I don’t have a very long "Bucket List".  I’m not sure I even have one at all yet.  But I have had a dream for a very long time now: I want to drive cross-country in that same manner.  No Interstates.  No McDonald’s. No Burger King.  I might not be able to tell you where I went, but I’ll sure have fun getting there!

Transmission Complete.

In my "Rumbling" post I referenced a transmission problem.  It is this: If I exceed 40 MPH and the car decides to shift into 4th, the car winds out like it’s in neutral.  I get no forward traction at all with the engine.  If I pull the shifter back to "3", the tranny catches and I can proceed, but doing 55 winds it out to 5000 RPMs.  Not good.

I’ve been dreading a diagnosis, fearing that the car having sat for 2.5 years did some kind of damage.  Transmissions in general are NOT cheap.  Saab transmissions are even MORE not cheap!  Last night I Googled for a couple of hours, prowled forums, and came up with nothing conclusive.  Just before going to bed, on a lark I e-mailed North Country Imports in Glens Falls and told them of my problem.  The sales guy called me this morning and said he’d spoken with the Service Manager who said I needed to check the "Electronic Downshift Motor" to "make sure the lever and cable are free."  Great.  Wherever THAT is!  (Hey, at least he didn’t leap straight to "new transmission, bring it in!"!  So after lunch today I pop the hood and start snooping around.  Behind the engine, on the firewall there’s this motor-looking thingy.  On the end of the thingy is a rotor-ma-bob with nothing attached to it.  Two inches from the rotor-ma-bob is the end of a cable, just sort of dangling out in space; lonely, looking for a hook-up.  (Sounds pathetically familiar…)  I snap a couple of pics with my phone and E-mail them back to Sales Guy.  He calls me back, says my pics were very clear and that I need an $8.00 clip.  Parts Guy ordered one up for me and will ship it as soon as it arrives.
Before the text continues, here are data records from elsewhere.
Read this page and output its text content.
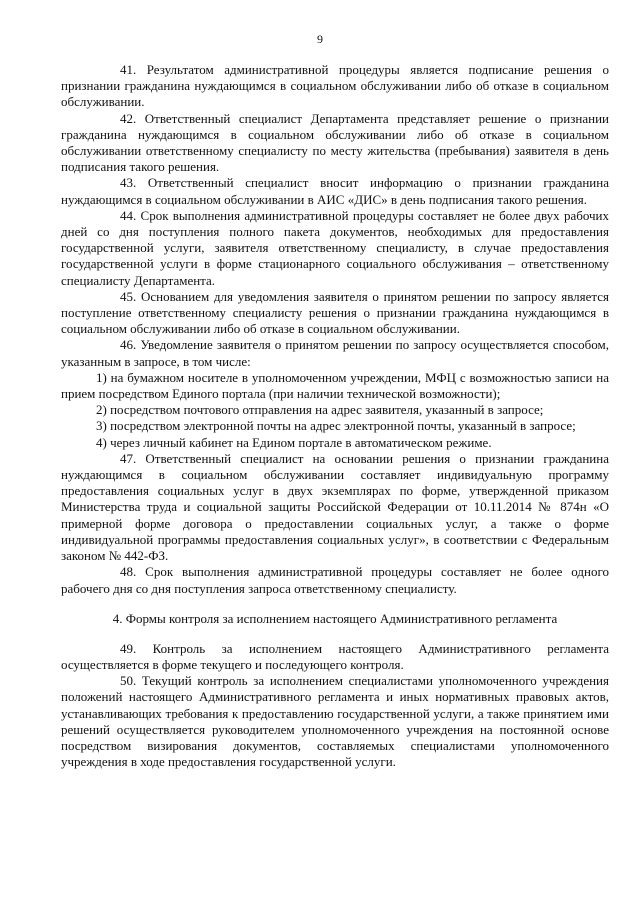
9

41. Результатом административной процедуры является подписание решения о признании гражданина нуждающимся в социальном обслуживании либо об отказе в социальном обслуживании.

42. Ответственный специалист Департамента представляет решение о признании гражданина нуждающимся в социальном обслуживании либо об отказе в социальном обслуживании ответственному специалисту по месту жительства (пребывания) заявителя в день подписания такого решения.

43. Ответственный специалист вносит информацию о признании гражданина нуждающимся в социальном обслуживании в АИС «ДИС» в день подписания такого решения.

44. Срок выполнения административной процедуры составляет не более двух рабочих дней со дня поступления полного пакета документов, необходимых для предоставления государственной услуги, заявителя ответственному специалисту, в случае предоставления государственной услуги в форме стационарного социального обслуживания – ответственному специалисту Департамента.

45. Основанием для уведомления заявителя о принятом решении по запросу является поступление ответственному специалисту решения о признании гражданина нуждающимся в социальном обслуживании либо об отказе в социальном обслуживании.

46. Уведомление заявителя о принятом решении по запросу осуществляется способом, указанным в запросе, в том числе:

1) на бумажном носителе в уполномоченном учреждении, МФЦ с возможностью записи на прием посредством Единого портала (при наличии технической возможности);

2) посредством почтового отправления на адрес заявителя, указанный в запросе;

3) посредством электронной почты на адрес электронной почты, указанный в запросе;

4) через личный кабинет на Едином портале в автоматическом режиме.

47. Ответственный специалист на основании решения о признании гражданина нуждающимся в социальном обслуживании составляет индивидуальную программу предоставления социальных услуг в двух экземплярах по форме, утвержденной приказом Министерства труда и социальной защиты Российской Федерации от 10.11.2014 № 874н «О примерной форме договора о предоставлении социальных услуг, а также о форме индивидуальной программы предоставления социальных услуг», в соответствии с Федеральным законом № 442-ФЗ.

48. Срок выполнения административной процедуры составляет не более одного рабочего дня со дня поступления запроса ответственному специалисту.

4. Формы контроля за исполнением настоящего Административного регламента

49. Контроль за исполнением настоящего Административного регламента осуществляется в форме текущего и последующего контроля.

50. Текущий контроль за исполнением специалистами уполномоченного учреждения положений настоящего Административного регламента и иных нормативных правовых актов, устанавливающих требования к предоставлению государственной услуги, а также принятием ими решений осуществляется руководителем уполномоченного учреждения на постоянной основе посредством визирования документов, составляемых специалистами уполномоченного учреждения в ходе предоставления государственной услуги.
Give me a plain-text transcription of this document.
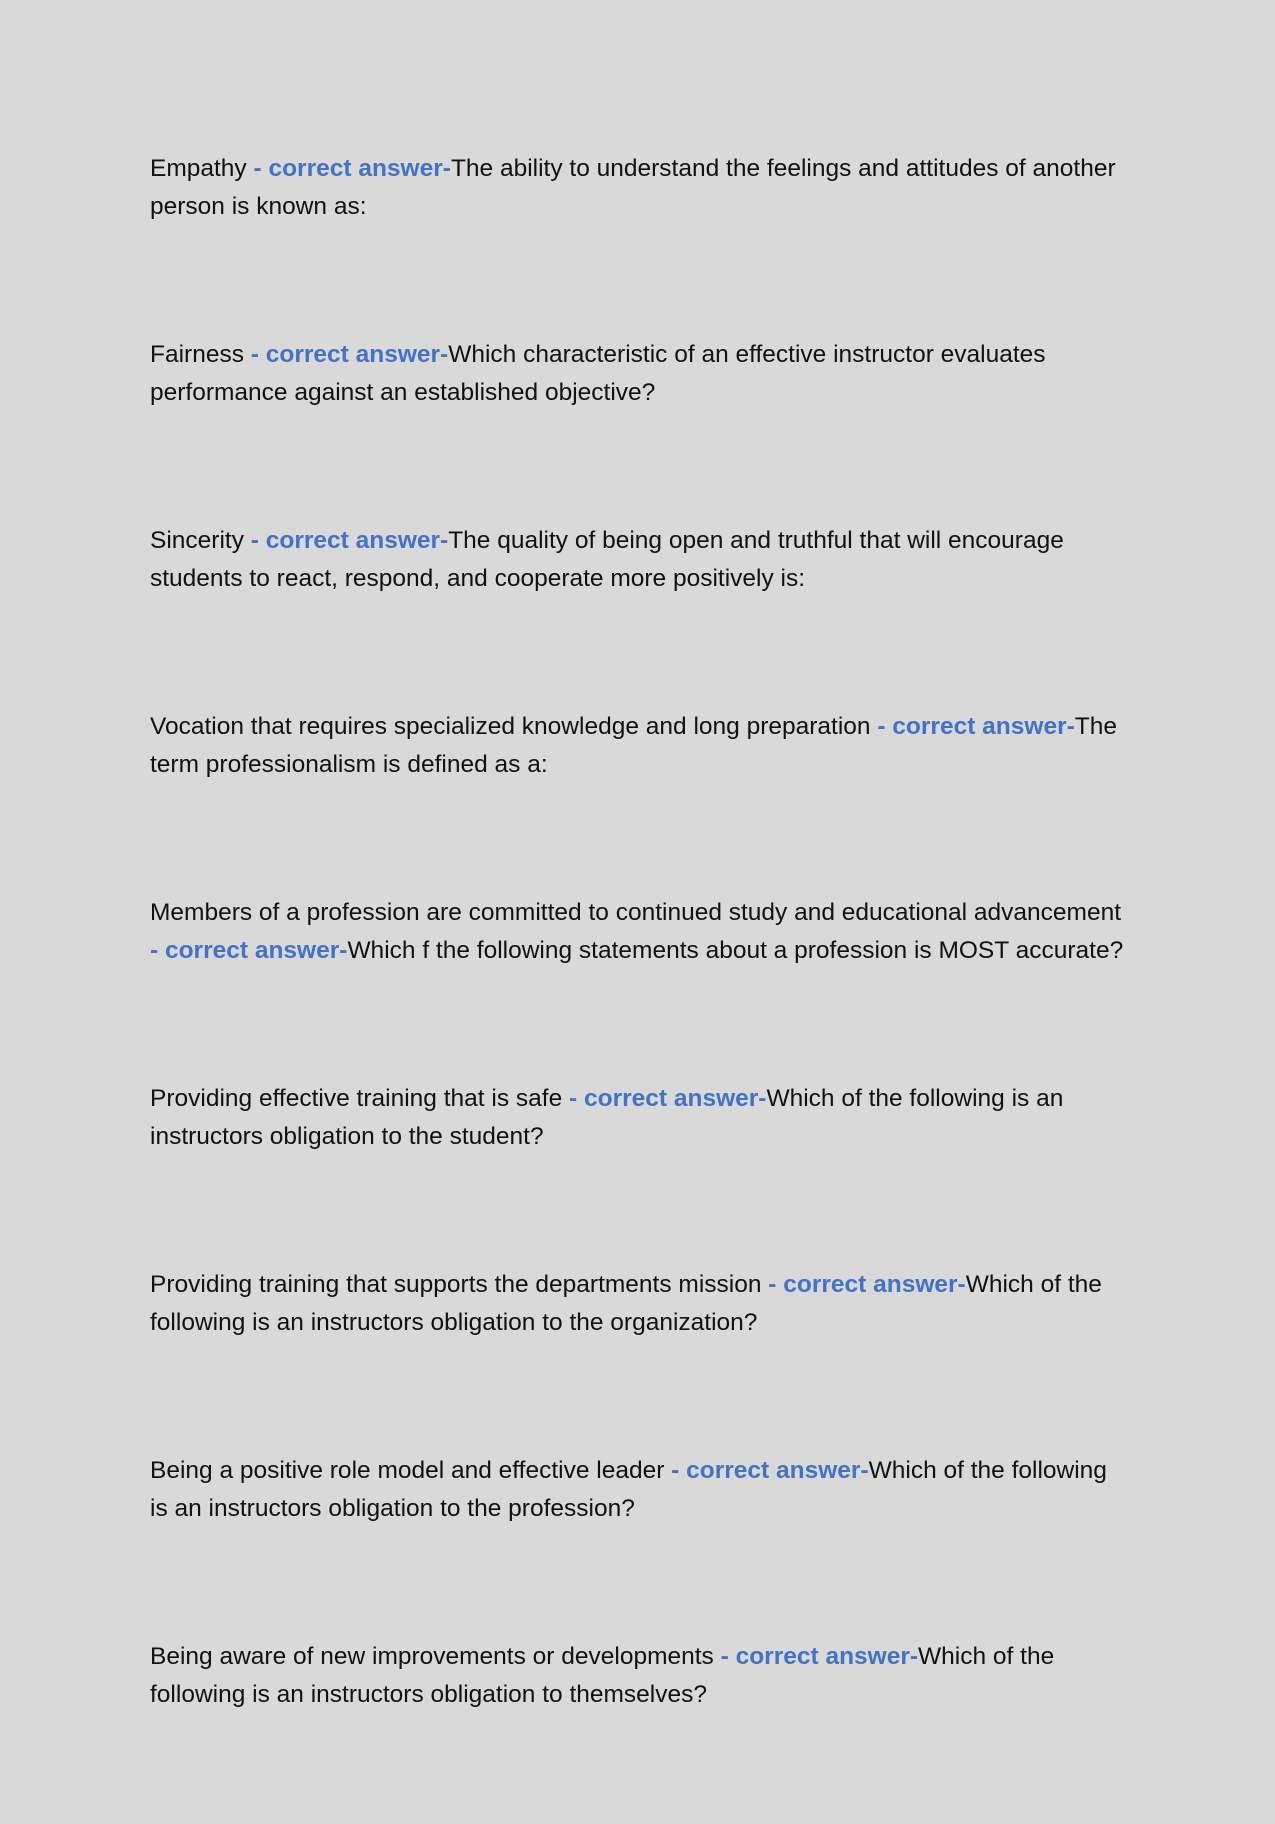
Empathy - correct answer-The ability to understand the feelings and attitudes of another person is known as:

Fairness - correct answer-Which characteristic of an effective instructor evaluates performance against an established objective?

Sincerity - correct answer-The quality of being open and truthful that will encourage students to react, respond, and cooperate more positively is:

Vocation that requires specialized knowledge and long preparation - correct answer-The term professionalism is defined as a:

Members of a profession are committed to continued study and educational advancement - correct answer-Which f the following statements about a profession is MOST accurate?

Providing effective training that is safe - correct answer-Which of the following is an instructors obligation to the student?

Providing training that supports the departments mission - correct answer-Which of the following is an instructors obligation to the organization?

Being a positive role model and effective leader - correct answer-Which of the following is an instructors obligation to the profession?

Being aware of new improvements or developments - correct answer-Which of the following is an instructors obligation to themselves?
Here’s one of the pics, in case you care:


Thursday evening on the way to Norwood for my regular Poker tournament my Saab’s front muffler went from "annoyingly rumbly" to full-out LOUD.  I figured the hole had just gotten bigger and decided it might finally be time to get it looked at.  Unfortunately, I still had to drive it ’cause Jeannie still had my van while hers was in the shop getting new head gaskets.  So I drove the Saab to work on Friday.  On my way home, I crossed Elm Street at Grant, doing so in front of an oncoming State Trooper who followed me onto Grant and pulled me over.  I thought maybe he had HEARD me and that I was about to get a noise violation.  Turns out my muffler was DRAGGING.  (I couldn’t hear it dragging, so I think it was just hanging really, really low.)  So now I HAVE to get it fixed in order to have the ticket I got expunged. 

It’s now in the shop and I have my van back, as Jeannie’s is fixed.  *sigh*  Saab parts are EXPENSIVE, and I wanted an estimate on the transmission problem before I sunk $$$ into the exhaust.  It might not be worth fixing!